AMD ROCm is a GPGPU compute solution exposing two APIs: OpenCL and HIP. OpenCL and its upsides and downsides are more well-known, so I’ll focus on what HIP is in this blog post.
What is HIP?
HIP is a wholesale clone of the CUDA APIs, including the driver, runtime and libraries’ APIs. That’s not a bad thing, it acknowledges what the industry standard is, making portability easier.
Where does it differ?
Some major differences exist between the two:
- A choice was taken to change the prefix of the functions using the cuda prefix to the hip prefix. Some #define blocks used in CUDA were also changed to enums. This breaks straightforward source-level compatibility.
- There’s no intermediate ISA other than LLVM IR (targeted at a specific GPU model in ROCm). In CUDA, the app developer can ship a PTX code slice that will run on later hardware without recompilation required. Inline assembler directives also offer forward-compatibility with newer hardware unlike on AMD GPUs, as they expose the raw ISA there.
There are more differences, those two are the architectural ones that’ll affect you the most during application porting. The latter means that you won’t have translation tools provided by AMD if you don’t use CUDA C++ but another programming model instead. You’ll also be affected if you use inline PTX sections, which will have to be ported.
AOMP is an AMD implementation of the OpenMP API that runs on top of the HIP API. If you are using OpenMP on GPUs, that option is recommended. If you use Fortran, you’re mostly on your own for now.
What tool is being used to port a CUDA C++ application to ROCm?
One of them, hipify-clang is written using the Clang API. It relies on the CUDA SDK being installed, parsing the full file and outputting an equivalent using the ROCm equivalents after running transformation matchers via a compiler pass.
The other is hipify-perl. It doesn’t require on the CUDA SDK to be installed and just runs transformation matchers sed-style.
Those tools generate a file that can be compiled using hipcc, which is the nvcc equivalent in ROCm HIP. You might have some compatibility issues that require more porting.
Why isn’t ROCm used more today then?
- Operating system support: ROCm is available on Linux only. HIP on Windows doesn’t have a public SDK. A beta driver became public very recently, which is used by Blender 3.0’s HIP backend in Cycles X.

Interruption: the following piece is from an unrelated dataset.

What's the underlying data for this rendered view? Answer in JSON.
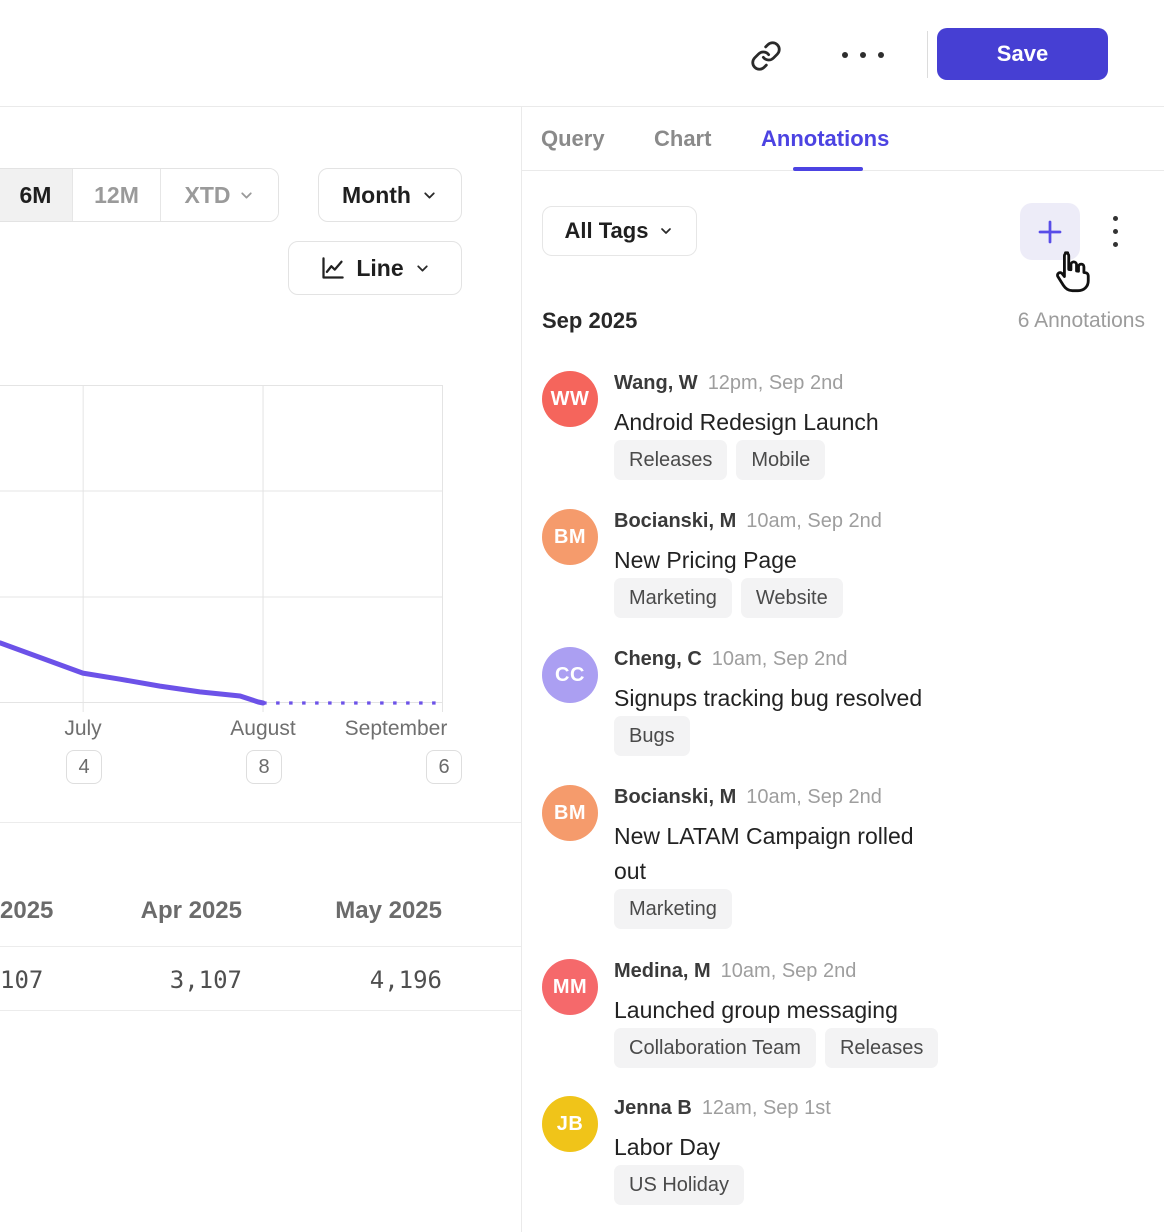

- Hardware support: This is a big one. The current ROCm release only officially supports Vega 10 (Radeon Instinct MI25, which will go out of support in ROCm 5.0, approximately 4 years after release), Vega 20 (Radeon VII, Instinct MI50) and MI100 GPUs. Support for the Navi (RDNA/RDNA2) family of GPUs is still in a not production ready state.

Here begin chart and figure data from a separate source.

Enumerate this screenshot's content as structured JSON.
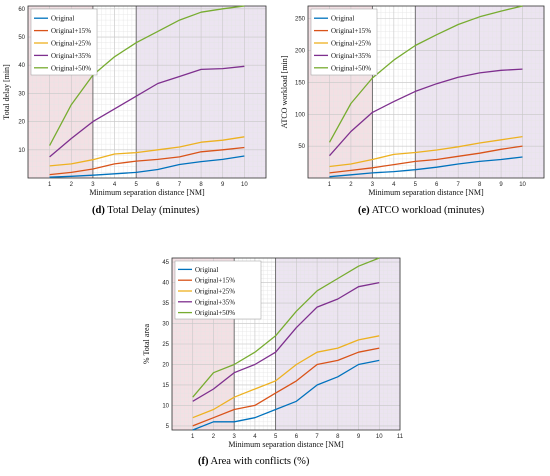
{
  "captions": {
    "d": {
      "letter": "(d)",
      "text": "Total Delay (minutes)"
    },
    "e": {
      "letter": "(e)",
      "text": "ATCO workload (minutes)"
    },
    "f": {
      "letter": "(f)",
      "text": "Area with conflicts (%)"
    }
  },
  "chart_data": [
    {
      "id": "d",
      "type": "line",
      "xlabel": "Minimum separation distance [NM]",
      "ylabel": "Total delay [min]",
      "xlim": [
        0,
        11
      ],
      "ylim": [
        0,
        61
      ],
      "xticks": [
        1,
        2,
        3,
        4,
        5,
        6,
        7,
        8,
        9,
        10
      ],
      "yticks": [
        10,
        20,
        30,
        40,
        50,
        60
      ],
      "regions": [
        {
          "from": 0,
          "to": 3,
          "color": "#f3e0e4"
        },
        {
          "from": 5,
          "to": 11,
          "color": "#ece4f1"
        }
      ],
      "region_lines": [
        3,
        5
      ],
      "grid": true,
      "legend": "top-left",
      "x": [
        1,
        2,
        3,
        4,
        5,
        6,
        7,
        8,
        9,
        10
      ],
      "series": [
        {
          "name": "Original",
          "color": "#0072bd",
          "values": [
            0.3,
            0.6,
            1.0,
            1.5,
            2.0,
            3.0,
            4.8,
            5.8,
            6.6,
            7.8
          ]
        },
        {
          "name": "Original+15%",
          "color": "#d95319",
          "values": [
            1.2,
            2.0,
            3.2,
            5.0,
            6.0,
            6.6,
            7.5,
            9.3,
            10.0,
            10.8
          ]
        },
        {
          "name": "Original+25%",
          "color": "#edb120",
          "values": [
            4.3,
            5.0,
            6.5,
            8.5,
            9.0,
            10.0,
            11.0,
            12.7,
            13.4,
            14.6
          ]
        },
        {
          "name": "Original+35%",
          "color": "#7e2f8e",
          "values": [
            7.5,
            14.0,
            20.0,
            24.5,
            29.0,
            33.5,
            36.0,
            38.5,
            38.8,
            39.6
          ]
        },
        {
          "name": "Original+50%",
          "color": "#77ac30",
          "values": [
            11.5,
            26.0,
            36.5,
            43.0,
            48.0,
            52.0,
            56.0,
            58.8,
            60.0,
            61.0
          ]
        }
      ]
    },
    {
      "id": "e",
      "type": "line",
      "xlabel": "Minimum separation distance [NM]",
      "ylabel": "ATCO workload [min]",
      "xlim": [
        0,
        11
      ],
      "ylim": [
        0,
        270
      ],
      "xticks": [
        1,
        2,
        3,
        4,
        5,
        6,
        7,
        8,
        9,
        10
      ],
      "yticks": [
        50,
        100,
        150,
        200,
        250
      ],
      "regions": [
        {
          "from": 0,
          "to": 3,
          "color": "#f3e0e4"
        },
        {
          "from": 5,
          "to": 11,
          "color": "#ece4f1"
        }
      ],
      "region_lines": [
        3,
        5
      ],
      "grid": true,
      "legend": "top-left",
      "x": [
        1,
        2,
        3,
        4,
        5,
        6,
        7,
        8,
        9,
        10
      ],
      "series": [
        {
          "name": "Original",
          "color": "#0072bd",
          "values": [
            2,
            5,
            8,
            10,
            13,
            17,
            22,
            26,
            29,
            33
          ]
        },
        {
          "name": "Original+15%",
          "color": "#d95319",
          "values": [
            8,
            12,
            16,
            21,
            26,
            29,
            34,
            39,
            45,
            50
          ]
        },
        {
          "name": "Original+25%",
          "color": "#edb120",
          "values": [
            18,
            22,
            29,
            37,
            40,
            44,
            49,
            55,
            60,
            65
          ]
        },
        {
          "name": "Original+35%",
          "color": "#7e2f8e",
          "values": [
            35,
            73,
            103,
            120,
            136,
            148,
            158,
            165,
            169,
            171
          ]
        },
        {
          "name": "Original+50%",
          "color": "#77ac30",
          "values": [
            56,
            117,
            157,
            185,
            208,
            225,
            241,
            253,
            262,
            270
          ]
        }
      ]
    },
    {
      "id": "f",
      "type": "line",
      "xlabel": "Minimum separation distance [NM]",
      "ylabel": "% Total area",
      "xlim": [
        0,
        11
      ],
      "ylim": [
        4,
        46
      ],
      "xticks": [
        1,
        2,
        3,
        4,
        5,
        6,
        7,
        8,
        9,
        10,
        11
      ],
      "yticks": [
        5,
        10,
        15,
        20,
        25,
        30,
        35,
        40,
        45
      ],
      "regions": [
        {
          "from": 0,
          "to": 3,
          "color": "#f3e0e4"
        },
        {
          "from": 5,
          "to": 11,
          "color": "#ece4f1"
        }
      ],
      "region_lines": [
        3,
        5
      ],
      "grid": true,
      "legend": "top-left",
      "x": [
        1,
        2,
        3,
        4,
        5,
        6,
        7,
        8,
        9,
        10
      ],
      "series": [
        {
          "name": "Original",
          "color": "#0072bd",
          "values": [
            4,
            6,
            6,
            7,
            9,
            11,
            15,
            17,
            20,
            21
          ]
        },
        {
          "name": "Original+15%",
          "color": "#d95319",
          "values": [
            5,
            7,
            9,
            10,
            13,
            16,
            20,
            21,
            23,
            24
          ]
        },
        {
          "name": "Original+25%",
          "color": "#edb120",
          "values": [
            7,
            9,
            12,
            14,
            16,
            20,
            23,
            24,
            26,
            27
          ]
        },
        {
          "name": "Original+35%",
          "color": "#7e2f8e",
          "values": [
            11,
            14,
            18,
            20,
            23,
            29,
            34,
            36,
            39,
            40
          ]
        },
        {
          "name": "Original+50%",
          "color": "#77ac30",
          "values": [
            12,
            18,
            20,
            23,
            27,
            33,
            38,
            41,
            44,
            46
          ]
        }
      ]
    }
  ]
}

- Driver quality: Frequent regressions significantly shaped the opinion of users on ROCm. Not supporting newer hardware officially is a significant factor of that too.

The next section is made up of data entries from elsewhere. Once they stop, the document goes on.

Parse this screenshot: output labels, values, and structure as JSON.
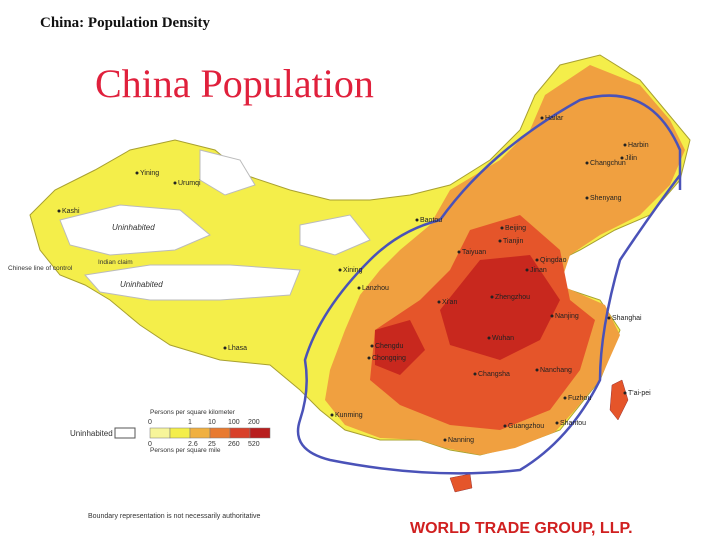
{
  "header": {
    "title": "China: Population Density",
    "overlay_title": "China Population"
  },
  "regions": {
    "uninhabited": [
      "Uninhabited",
      "Uninhabited"
    ],
    "line_of_control": "Chinese line of control",
    "claim": "Indian claim"
  },
  "cities": [
    "Hailar",
    "Harbin",
    "Jilin",
    "Changchun",
    "Shenyang",
    "Beijing",
    "Tianjin",
    "Baotou",
    "Taiyuan",
    "Qingdao",
    "Jinan",
    "Xining",
    "Lanzhou",
    "Xi'an",
    "Zhengzhou",
    "Nanjing",
    "Shanghai",
    "Chengdu",
    "Chongqing",
    "Wuhan",
    "Changsha",
    "Nanchang",
    "Fuzhou",
    "T'ai-pei",
    "Kunming",
    "Guangzhou",
    "Shantou",
    "Nanning",
    "Lhasa",
    "Yining",
    "Urumqi",
    "Kashi"
  ],
  "legend": {
    "uninhabited": "Uninhabited",
    "km_title": "Persons per square kilometer",
    "km_values": [
      0,
      1,
      10,
      100,
      200
    ],
    "mile_title": "Persons per square mile",
    "mile_values": [
      0,
      2.6,
      25,
      260,
      520
    ]
  },
  "note": "Boundary representation is not necessarily authoritative",
  "footer": "WORLD TRADE GROUP, LLP."
}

The combination of hardware and software where ROCm is supported results in a meagre installed base, with a low number of hobbyists who have their hand on a compatible configuration. Driver quality also had an impact on the amount of people willing to test.
I tried to load TensorFlow/other app or library on my AMD GPU with ROCm installed on Linux and it didn’t work, why?
On a generation that is enabled (as in, present in the code base) but not supported by AMD, like every single APU, you might have to recompile the applications that you’re using. This is required to add a binary slice corresponding to the GPU architecture of those parts.
This means that you’ll have to know how to build from source (and have the CPU resources necessary), and have the knowledge to fix breakage. This situation manifests with a binary not found for all GPUs error on the system.
In that situation, you might have to recompile ROCm as a whole, and your application/libraries too.
I just want some hardware to test, where can I rent some?
Disclaimer: I worked at AWS on a GPU-related team in the past, my opinion below might be a bit biased.
Especially in this current GPU market, if you aren’t ready to buy a GPU, the best choice around to test ROCm seems to be AWS’s G4ad instances. These come with Navi12 GPUs, which are RDNA (1st gen) parts that include HBM2 memory.
While those are not supported officially by ROCm yet, they are enabled, making them one of the possible options to start application porting. However, if you are using the upper layers/bundled libraries like rocBLAS though, you might still reach significant issues at this point in time.